Propuesta desde la UNAM busca retomar el tratamiento diferenciado de los temas clave en la relación México-Estados Unidos
Por Félix Muñiz

La política exterior de Estados Unidos, particularmente durante la administración de Donald Trump, ha transformado profundamente la relación bilateral con México al entrelazar tres temas que históricamente se abordaban de forma separada: migración, narcotráfico y comercio.
Esta estrategia, que ha generado tensiones y desafíos para la diplomacia mexicana, fue analizada a profundidad por especialistas del Centro de Investigaciones sobre América del Norte (CISAN) de la UNAM durante el Encuentro Nacional “La investigación social, migración y las fronteras de México”.

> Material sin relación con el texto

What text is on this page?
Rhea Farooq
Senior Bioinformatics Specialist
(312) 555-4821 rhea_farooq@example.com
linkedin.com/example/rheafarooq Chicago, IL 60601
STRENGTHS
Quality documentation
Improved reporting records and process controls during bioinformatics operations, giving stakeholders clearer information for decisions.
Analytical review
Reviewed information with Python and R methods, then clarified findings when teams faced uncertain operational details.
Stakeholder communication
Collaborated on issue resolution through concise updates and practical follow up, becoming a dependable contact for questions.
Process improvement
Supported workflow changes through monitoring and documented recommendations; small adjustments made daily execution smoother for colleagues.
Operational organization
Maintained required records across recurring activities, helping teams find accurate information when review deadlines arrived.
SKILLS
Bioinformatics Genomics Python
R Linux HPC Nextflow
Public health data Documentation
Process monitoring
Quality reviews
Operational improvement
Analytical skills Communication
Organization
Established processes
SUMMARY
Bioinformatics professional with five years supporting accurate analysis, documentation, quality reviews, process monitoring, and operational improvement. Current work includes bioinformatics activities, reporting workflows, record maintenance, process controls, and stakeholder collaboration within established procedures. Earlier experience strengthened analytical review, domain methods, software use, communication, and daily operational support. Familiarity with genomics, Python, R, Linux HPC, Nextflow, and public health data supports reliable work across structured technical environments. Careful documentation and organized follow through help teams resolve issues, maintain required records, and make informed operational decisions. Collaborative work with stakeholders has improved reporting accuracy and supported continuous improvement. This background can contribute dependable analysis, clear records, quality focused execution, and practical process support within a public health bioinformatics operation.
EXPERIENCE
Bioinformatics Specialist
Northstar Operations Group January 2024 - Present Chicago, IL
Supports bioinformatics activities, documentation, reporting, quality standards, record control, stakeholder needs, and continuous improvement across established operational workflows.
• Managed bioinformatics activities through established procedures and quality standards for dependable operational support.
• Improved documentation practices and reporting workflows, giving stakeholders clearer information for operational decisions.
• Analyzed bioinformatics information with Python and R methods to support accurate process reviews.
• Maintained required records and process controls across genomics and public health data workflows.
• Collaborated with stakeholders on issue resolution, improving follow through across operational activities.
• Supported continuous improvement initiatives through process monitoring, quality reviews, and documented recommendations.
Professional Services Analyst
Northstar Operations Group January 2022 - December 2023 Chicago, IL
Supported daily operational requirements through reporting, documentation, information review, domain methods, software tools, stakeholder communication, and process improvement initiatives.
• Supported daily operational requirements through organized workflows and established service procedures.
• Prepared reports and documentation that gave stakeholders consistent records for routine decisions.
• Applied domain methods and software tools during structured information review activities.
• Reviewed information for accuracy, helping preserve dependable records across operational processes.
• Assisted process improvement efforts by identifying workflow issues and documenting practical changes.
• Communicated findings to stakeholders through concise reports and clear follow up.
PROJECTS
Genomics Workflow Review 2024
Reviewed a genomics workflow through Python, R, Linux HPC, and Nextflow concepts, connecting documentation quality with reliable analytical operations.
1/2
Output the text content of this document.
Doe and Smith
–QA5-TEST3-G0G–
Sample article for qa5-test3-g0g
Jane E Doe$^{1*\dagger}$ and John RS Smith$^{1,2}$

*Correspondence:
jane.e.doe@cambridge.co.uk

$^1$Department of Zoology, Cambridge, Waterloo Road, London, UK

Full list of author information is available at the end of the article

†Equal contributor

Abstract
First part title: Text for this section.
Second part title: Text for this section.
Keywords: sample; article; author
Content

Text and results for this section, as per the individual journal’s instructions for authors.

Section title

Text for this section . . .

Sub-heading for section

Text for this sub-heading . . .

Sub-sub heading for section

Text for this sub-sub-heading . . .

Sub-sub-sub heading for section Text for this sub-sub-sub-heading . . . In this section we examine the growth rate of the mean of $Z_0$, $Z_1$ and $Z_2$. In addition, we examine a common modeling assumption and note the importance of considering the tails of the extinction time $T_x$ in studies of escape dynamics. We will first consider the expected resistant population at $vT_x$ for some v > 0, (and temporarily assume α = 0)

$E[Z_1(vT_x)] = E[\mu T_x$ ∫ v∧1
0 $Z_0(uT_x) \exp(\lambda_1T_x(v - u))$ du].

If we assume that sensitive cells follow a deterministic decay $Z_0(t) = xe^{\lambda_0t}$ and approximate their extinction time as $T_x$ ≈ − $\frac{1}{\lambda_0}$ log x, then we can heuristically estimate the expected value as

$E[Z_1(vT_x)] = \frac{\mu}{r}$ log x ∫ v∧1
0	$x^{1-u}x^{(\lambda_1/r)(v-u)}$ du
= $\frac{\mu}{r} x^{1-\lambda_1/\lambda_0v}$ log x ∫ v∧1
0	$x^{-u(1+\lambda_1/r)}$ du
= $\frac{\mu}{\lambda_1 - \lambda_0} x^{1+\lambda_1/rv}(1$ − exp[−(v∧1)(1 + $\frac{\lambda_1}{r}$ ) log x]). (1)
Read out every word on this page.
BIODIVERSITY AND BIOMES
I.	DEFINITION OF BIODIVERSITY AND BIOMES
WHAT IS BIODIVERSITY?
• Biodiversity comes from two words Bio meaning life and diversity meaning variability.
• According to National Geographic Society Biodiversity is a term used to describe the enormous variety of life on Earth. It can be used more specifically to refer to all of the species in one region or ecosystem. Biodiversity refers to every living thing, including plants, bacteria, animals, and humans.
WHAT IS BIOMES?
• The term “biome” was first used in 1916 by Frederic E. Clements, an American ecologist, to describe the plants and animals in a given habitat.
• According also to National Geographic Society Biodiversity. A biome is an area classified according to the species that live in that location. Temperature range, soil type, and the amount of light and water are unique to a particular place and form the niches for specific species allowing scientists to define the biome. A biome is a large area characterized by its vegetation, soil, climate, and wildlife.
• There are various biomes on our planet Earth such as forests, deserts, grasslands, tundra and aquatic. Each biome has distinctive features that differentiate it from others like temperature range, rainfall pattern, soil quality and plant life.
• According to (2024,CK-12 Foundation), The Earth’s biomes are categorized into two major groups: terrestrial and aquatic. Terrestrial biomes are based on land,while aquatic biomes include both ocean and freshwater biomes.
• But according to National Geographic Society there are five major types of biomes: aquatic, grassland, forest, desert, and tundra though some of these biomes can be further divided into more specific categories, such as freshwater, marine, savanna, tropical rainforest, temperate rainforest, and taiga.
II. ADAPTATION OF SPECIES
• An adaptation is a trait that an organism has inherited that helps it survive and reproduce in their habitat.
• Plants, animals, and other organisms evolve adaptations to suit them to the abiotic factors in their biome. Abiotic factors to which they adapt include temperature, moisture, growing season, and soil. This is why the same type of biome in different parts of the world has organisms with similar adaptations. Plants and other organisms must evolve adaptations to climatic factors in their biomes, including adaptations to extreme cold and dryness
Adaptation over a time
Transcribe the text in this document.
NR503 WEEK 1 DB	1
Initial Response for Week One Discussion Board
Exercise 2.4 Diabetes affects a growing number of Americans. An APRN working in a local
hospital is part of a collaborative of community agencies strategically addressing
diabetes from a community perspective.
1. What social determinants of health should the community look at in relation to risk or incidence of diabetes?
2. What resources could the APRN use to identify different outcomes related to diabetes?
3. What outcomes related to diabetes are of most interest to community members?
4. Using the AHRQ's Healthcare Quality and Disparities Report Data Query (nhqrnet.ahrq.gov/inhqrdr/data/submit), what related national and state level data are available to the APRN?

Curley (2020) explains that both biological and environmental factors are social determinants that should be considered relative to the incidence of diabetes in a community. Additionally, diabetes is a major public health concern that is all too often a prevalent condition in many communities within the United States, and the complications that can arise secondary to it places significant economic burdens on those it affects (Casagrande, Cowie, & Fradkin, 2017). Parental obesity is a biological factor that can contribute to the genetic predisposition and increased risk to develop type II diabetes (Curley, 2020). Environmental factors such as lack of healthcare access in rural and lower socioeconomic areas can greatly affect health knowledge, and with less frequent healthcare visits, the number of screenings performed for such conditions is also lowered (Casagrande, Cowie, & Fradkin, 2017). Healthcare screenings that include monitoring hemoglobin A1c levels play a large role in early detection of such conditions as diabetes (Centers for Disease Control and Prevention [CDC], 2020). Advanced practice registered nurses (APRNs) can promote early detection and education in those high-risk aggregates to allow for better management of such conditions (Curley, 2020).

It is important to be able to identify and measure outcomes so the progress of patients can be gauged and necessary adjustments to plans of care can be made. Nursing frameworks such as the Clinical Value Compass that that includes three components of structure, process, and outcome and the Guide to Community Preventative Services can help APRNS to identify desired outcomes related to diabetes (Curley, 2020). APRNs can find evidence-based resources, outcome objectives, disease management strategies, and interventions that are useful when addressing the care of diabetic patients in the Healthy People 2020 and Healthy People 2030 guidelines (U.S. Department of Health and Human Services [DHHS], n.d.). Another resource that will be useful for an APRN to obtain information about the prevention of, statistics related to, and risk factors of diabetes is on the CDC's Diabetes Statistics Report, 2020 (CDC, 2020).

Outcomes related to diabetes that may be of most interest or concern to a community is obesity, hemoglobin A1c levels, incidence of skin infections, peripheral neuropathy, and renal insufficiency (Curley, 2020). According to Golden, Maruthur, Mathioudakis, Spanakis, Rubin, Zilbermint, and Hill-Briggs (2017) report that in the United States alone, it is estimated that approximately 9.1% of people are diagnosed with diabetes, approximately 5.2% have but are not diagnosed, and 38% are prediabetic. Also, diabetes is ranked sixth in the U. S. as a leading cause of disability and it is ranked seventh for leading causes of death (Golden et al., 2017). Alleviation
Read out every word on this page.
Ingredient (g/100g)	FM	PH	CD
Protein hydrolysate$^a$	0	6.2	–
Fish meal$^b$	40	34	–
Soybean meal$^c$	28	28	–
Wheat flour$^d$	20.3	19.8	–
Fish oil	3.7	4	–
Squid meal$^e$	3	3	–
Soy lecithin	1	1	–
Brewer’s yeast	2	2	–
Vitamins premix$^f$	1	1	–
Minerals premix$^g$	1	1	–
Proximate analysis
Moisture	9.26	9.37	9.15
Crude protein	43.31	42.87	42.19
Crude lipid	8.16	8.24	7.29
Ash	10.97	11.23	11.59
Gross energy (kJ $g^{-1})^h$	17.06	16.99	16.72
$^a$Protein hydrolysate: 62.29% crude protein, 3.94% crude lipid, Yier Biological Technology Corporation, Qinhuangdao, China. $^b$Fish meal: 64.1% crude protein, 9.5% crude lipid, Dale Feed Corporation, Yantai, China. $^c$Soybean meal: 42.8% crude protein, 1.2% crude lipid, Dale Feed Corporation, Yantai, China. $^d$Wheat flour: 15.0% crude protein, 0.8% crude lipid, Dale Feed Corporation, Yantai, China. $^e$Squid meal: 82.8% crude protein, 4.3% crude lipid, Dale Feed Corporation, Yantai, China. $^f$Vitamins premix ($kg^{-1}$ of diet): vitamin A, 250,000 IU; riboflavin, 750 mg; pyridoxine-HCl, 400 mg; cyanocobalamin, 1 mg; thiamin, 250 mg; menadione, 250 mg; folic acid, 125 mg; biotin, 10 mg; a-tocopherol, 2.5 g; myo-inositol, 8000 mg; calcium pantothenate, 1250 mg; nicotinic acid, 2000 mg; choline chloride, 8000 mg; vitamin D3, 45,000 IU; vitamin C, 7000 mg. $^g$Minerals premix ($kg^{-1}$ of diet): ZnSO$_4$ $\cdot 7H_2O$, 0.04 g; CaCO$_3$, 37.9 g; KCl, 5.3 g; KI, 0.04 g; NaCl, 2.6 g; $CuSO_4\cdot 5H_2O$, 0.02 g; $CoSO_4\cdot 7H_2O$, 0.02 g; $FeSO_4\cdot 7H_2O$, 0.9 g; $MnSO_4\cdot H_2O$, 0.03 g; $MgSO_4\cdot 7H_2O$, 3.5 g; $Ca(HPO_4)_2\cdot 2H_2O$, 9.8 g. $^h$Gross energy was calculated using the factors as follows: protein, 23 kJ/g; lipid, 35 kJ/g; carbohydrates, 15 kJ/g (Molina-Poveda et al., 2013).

El investigador del CISAN Raúl Benítez Manaut, advirtió que la fusión de estos tres temas —migración, narcotráfico y comercio— constituye una “bomba atómica” en términos diplomáticos. Históricamente, explicó, se trataban de manera independiente, lo que permitía mayor claridad y eficacia en su gestión.
Sin embargo, con las 147 órdenes ejecutivas emitidas por Trump, de las cuales 14 tienen impacto directo en México, esta diferenciación se diluyó, generando una nueva lógica en la relación bilateral que complica el margen de maniobra para México.
“La habilidad de la diplomacia mexicana debe enfocarse en regresar a un tratamiento segmentado de estos temas. Solo así se podrá construir una política exterior con base en nuestros propios intereses y no únicamente en función de presiones externas”, propuso Benítez Manaut.
Leonardo Curzio Gutiérrez, también investigador del CISAN, subrayó que México enfrenta un entorno internacional cada vez más hostil, donde el discurso antimexicano gana terreno en la política estadounidense. La fragilidad de acuerdos bilaterales y la creciente agresividad de sectores aislacionistas en EUA, como lo representa la corriente “America First” promovida por Trump, hacen urgente una redefinición estratégica de la narrativa mexicana.
Por su parte, el embajador Enrique Berruga Filloy recordó que, aunque Estados Unidos necesita de la mano de obra migrante —como lo evidencian los datos: 42% de los trabajadores agrícolas no nacieron en EUA—, el enfoque actual se ha centrado en políticas restrictivas que separan familias y criminalizan el tránsito humano.
Desde una óptica estructural, Natalia Saltalamacchia Ziccardi, jefa del Departamento de Estudios Internacionales del ITAM, explicó que la sacudida en la relación bilateral a partir de 2017 no solo alteró el flujo migratorio, sino que también convirtió el fenómeno en un instrumento de política exterior. México, dijo, se vio obligado a tratar la migración como un asunto de seguridad nacional, algo que debilita su capacidad de negociación y coloca a las personas migrantes como piezas de negociación política.
El consenso de los expertos es claro: para fortalecer la relación bilateral y proteger los intereses nacionales, México debe insistir en separar los temas de migración, narcotráfico y comercio en el diálogo con Estados Unidos. Solo así se podrá construir una política exterior basada en principios y no en imposiciones.